Coram: Lindelani Daniel Sikhitha
Decision handed down on 22 June 2022
DECISION (Reasons and Order)
Per: Lindelani Daniel Sikhitha
INTRODUCTION
[1] The Applicant in this matter is Anna Sophia Rosouw who is currently residing at 62 Krisant Road, Bronkhorstspruit. The Applicant is self-employed and she mainly renders company secretarial consultancy and compliance related services.
[2] The Respondent is the Companies and Intellectual Property Commission (“the CIPC”), which is established in terms of section 185 of the Companies Act, 2008 (Act No. 71 of 2008) (“the Act”). The CIPC is one of regulatory agencies that have been established in terms of Chapter 8 of the Act. In terms of section 187 of the Act, the functions of the CIPC are, amongst other things, to register and deregister companies, directors, business names and intellectual property rights, in accordance with relevant legislation. The Respondent has its Head Office situated at the dti Campus, Block F, 77 Meintjies Street, Sunnyside, Pretoria.
BACKGROUND INFORMATION
[3] The Applicant alleges that she lodged an application for approval and reservation of a defensive name WILD CUT with the CIPC on the 22nd day of February 2022. The CIPC did refuse to approve and reserve the proposed name of the Applicant due to the reason that it was found to be confusingly similar to a name that is already registered in the CIPC’s companies names register.
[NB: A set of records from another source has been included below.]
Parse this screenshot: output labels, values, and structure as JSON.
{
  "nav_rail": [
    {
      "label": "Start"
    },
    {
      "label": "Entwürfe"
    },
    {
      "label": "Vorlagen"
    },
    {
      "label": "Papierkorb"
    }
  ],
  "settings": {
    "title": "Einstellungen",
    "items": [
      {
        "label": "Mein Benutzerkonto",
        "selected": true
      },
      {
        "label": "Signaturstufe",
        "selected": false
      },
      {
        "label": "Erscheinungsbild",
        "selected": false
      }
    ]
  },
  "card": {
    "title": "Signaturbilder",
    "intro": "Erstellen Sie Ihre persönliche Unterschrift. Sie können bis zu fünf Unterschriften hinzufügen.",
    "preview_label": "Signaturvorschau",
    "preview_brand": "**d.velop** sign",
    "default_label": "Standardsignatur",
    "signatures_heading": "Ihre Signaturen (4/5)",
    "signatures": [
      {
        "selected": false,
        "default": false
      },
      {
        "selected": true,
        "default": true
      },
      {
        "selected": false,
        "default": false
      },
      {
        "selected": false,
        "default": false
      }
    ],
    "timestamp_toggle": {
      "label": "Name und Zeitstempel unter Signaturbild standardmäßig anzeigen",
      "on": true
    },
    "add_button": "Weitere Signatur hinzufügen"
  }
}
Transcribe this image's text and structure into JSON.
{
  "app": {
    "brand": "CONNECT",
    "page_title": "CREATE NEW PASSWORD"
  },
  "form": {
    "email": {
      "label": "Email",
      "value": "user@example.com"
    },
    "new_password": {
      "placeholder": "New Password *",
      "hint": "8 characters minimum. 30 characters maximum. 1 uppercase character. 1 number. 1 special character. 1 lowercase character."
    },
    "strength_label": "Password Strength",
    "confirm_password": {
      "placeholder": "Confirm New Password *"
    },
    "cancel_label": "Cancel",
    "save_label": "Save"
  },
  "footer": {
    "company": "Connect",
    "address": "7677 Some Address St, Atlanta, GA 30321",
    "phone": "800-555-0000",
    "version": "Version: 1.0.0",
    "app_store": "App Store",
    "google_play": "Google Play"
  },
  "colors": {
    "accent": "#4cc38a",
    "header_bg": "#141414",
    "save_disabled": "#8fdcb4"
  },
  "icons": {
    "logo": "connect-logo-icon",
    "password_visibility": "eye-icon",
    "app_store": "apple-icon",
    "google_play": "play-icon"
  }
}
[4] Consequently, the Applicant is aggrieved by the decision of the CIPC and it brought the current application to review and set aside the CIPC’s decision to refuse to approve and reserve the name WILD CUT. The CIPC’s decision which refused to approve and reserve the name WILD CUT as proposed by the Applicant was communicated to the Applicant through form COR9.5 dated 23 February 2022.
FORM AND SUBSTANCE OF THE APPLICATION FOR RELIEF IN TERMS OF THE ACT AND THE REGULATIONS
[5] This is an application in terms of which the Applicant is seeking for a review and setting aside of the decision of the CIPC to refuse to approve and reserve the name WILD CUT as proposed by the Applicant. Before I deal with the merits of the application, I consider it to be important that I should first deal with some preliminary issues which relate to the form and substance that applications of this nature should comply with in terms of the applicable provisions of the Act and the Companies Regulations, 2011 (“the Regulations”).
[6] In terms of section 156 of the Act, a person referred to in section 157(1) of the Act may seek to address an alleged contravention of the Act or to enforce any provision of, or right in terms of the Act by, amongst other things, applying to the Companies Tribunal for adjudication in respect of any matter for which such an application is permitted in terms of the Act. The Applicant made an application to the CIPC to have the name WILD CUT reserved by the CIPC in terms of section 12(1) of the Act.
[7] The current application is contained in Form CTR 142 (Application for Relief) in line with the Regulations. In terms of regulation 142(1) of the Regulations a person may apply to the Companies Tribunal for an order in respect of any matter contemplated in the Act or the Regulations by completing and filing with the Companies Tribunal’s recording officer:
7.1 an Application in Form CTR 142; and
7.2 a supporting affidavit setting out the facts on which the application is based.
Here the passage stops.